Adaptive Federated Learning in Resource Constrained Edge Computing Systems
This addresses resource-efficient federated learning for edge computing systems, offering an incremental improvement by optimizing local-global trade-offs under constraints.
The paper tackles the problem of training machine learning models on data distributed across edge nodes without centralizing raw data, proposing a control algorithm that optimizes the trade-off between local updates and global aggregation to minimize loss under resource constraints, achieving near-optimal performance in experiments with real datasets.
Emerging technologies and applications including Internet of Things (IoT), social networking, and crowd-sourcing generate large amounts of data at the network edge. Machine learning models are often built from the collected data, to enable the detection, classification, and prediction of future events. Due to bandwidth, storage, and privacy concerns, it is often impractical to send all the data to a centralized location. In this paper, we consider the problem of learning model parameters from data distributed across multiple edge nodes, without sending raw data to a centralized place. Our focus is on a generic class of machine learning models that are trained using gradient-descent based approaches.
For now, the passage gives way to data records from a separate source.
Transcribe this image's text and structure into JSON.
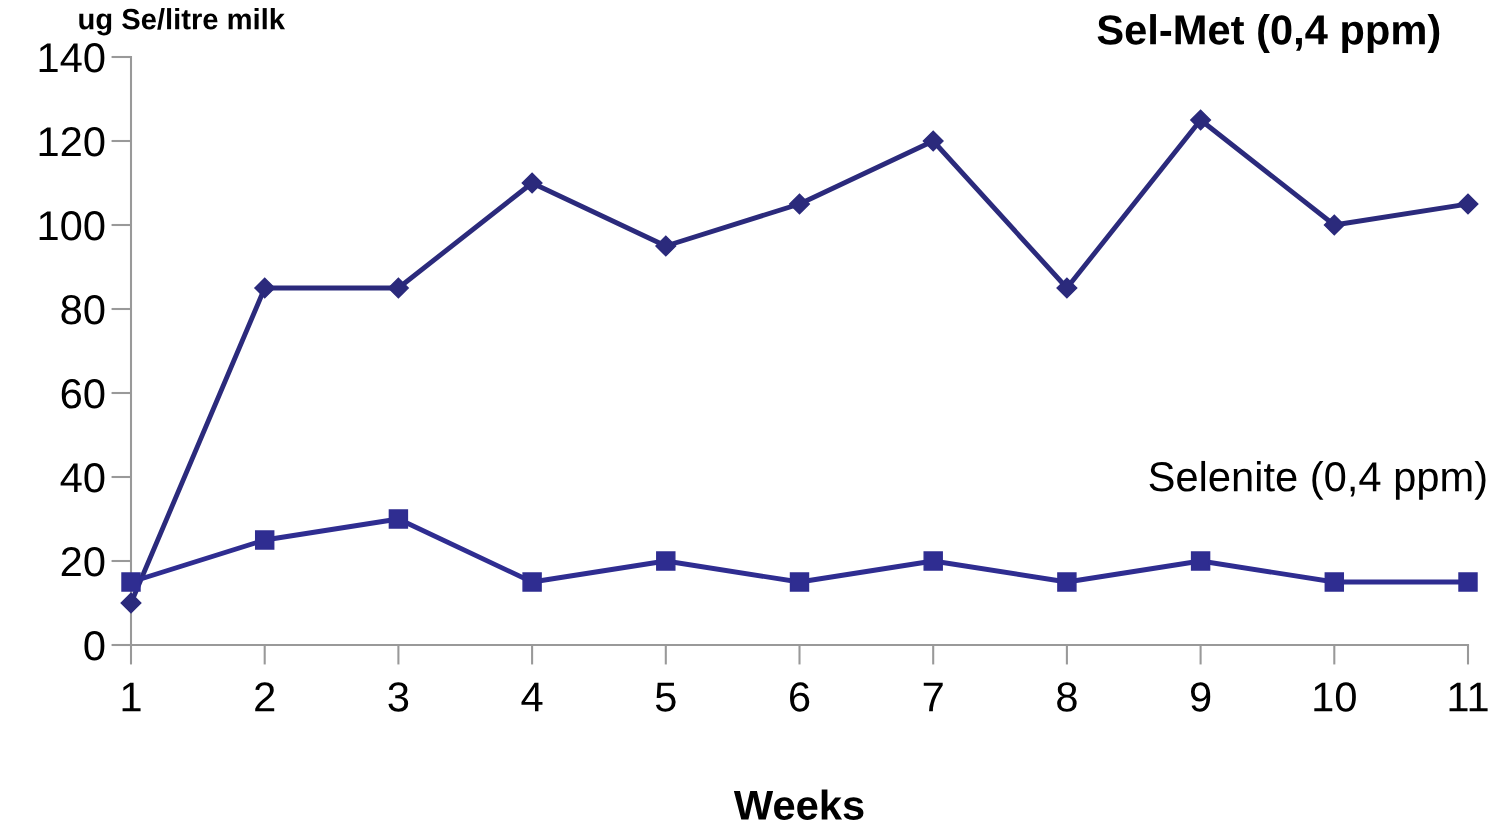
{
  "chart_data": {
    "type": "line",
    "xlabel": "Weeks",
    "ylabel": "ug Se/litre milk",
    "categories": [
      "1",
      "2",
      "3",
      "4",
      "5",
      "6",
      "7",
      "8",
      "9",
      "10",
      "11"
    ],
    "series": [
      {
        "name": "Sel-Met (0,4 ppm)",
        "color": "#2b2a7c",
        "marker": "diamond",
        "values": [
          10,
          85,
          85,
          110,
          95,
          105,
          120,
          85,
          125,
          100,
          105
        ]
      },
      {
        "name": "Selenite (0,4 ppm)",
        "color": "#2f2d91",
        "marker": "square",
        "values": [
          15,
          25,
          30,
          15,
          20,
          15,
          20,
          15,
          20,
          15,
          15
        ]
      }
    ],
    "ylim": [
      0,
      140
    ],
    "yticks": [
      0,
      20,
      40,
      60,
      80,
      100,
      120,
      140
    ],
    "grid": false,
    "legend": false,
    "line_style": "solid"
  }
}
We analyze the convergence bound of distributed gradient descent from a theoretical point of view, based on which we propose a control algorithm that determines the best trade-off between local update and global parameter aggregation to minimize the loss function under a given resource budget. The performance of the proposed algorithm is evaluated via extensive experiments with real datasets, both on a networked prototype system and in a larger-scale simulated environment. The experimentation results show that our proposed approach performs near to the optimum with various machine learning models and different data distributions.